Giger drew in a slow breath to get himself back in sorts and focus. He did not know if it was better or worse that Mordekai was making a point to simply annoy him rather than attacking him outright. One way or another, his old master was always testing him. This would be the last time.
"All these wells fed by the same reservoir," Giger said. "You poison one, you poison them all."
This did not seem to faze Mordekai, but how often did he ever lose his composure? Even if Giger were to entertain any doubts about his plan, Mordekai seemed to dispel those doubts right away.

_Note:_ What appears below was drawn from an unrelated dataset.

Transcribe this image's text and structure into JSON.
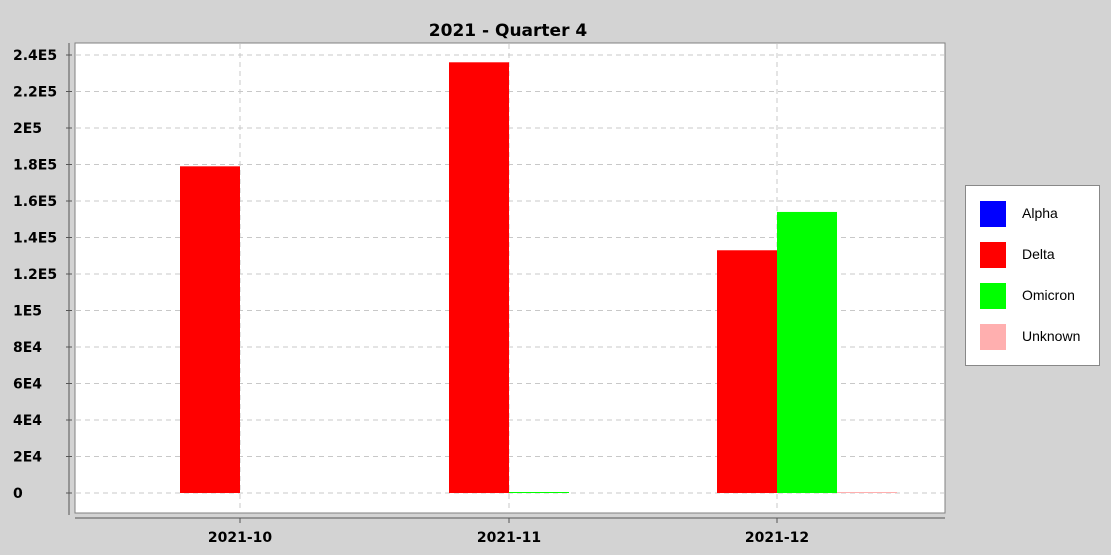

"Can you do that, Giger Taus—no, Barz Falkner? Can you give your life for all these people here below who would persecute you and those above who would oppress you? You don't even have the excuse of saving your own skin. Can you truly be that selfless?"
Giger sighed and opened up his shirt, revealing the magic circle he had carved into his chest.
"We're about to find out..."
He dared not give himself the chance for his courage to fail him. He placed his hand in the center of the circle and activated it. It felt like a stake had been driven into his heart, as if he were a vampire from the penny dreadfuls he used to read as a child. The strength drained from his limbs and he fell to the ground, shattering one of the lenses of his tea shades when his face struck the pavement.
"Giger!" two women's voices cried out. Prissy and Gally, he imagined.
His body felt numb, but he was able to muster just enough strength to look up at Mordekai. Though his eyes were misting over, he thought he saw Mordekai smiling, in that rare way Giger would see when he actually succeeded in meeting his master's exacting standards.
"Thank you, Barz," he said. "You really are my star pupil."
He then closed his eyes and fell backwards. Giger was not sure if he closed his own eyes or if his vision simply went black. The sound of Prissy and Gally crying out to him faded. Maybe one or both of them were shaking him, but it could have been his imagination.
What a way for things to end for the outlaw wizard Giger Taus. His reputation would never be the same after this.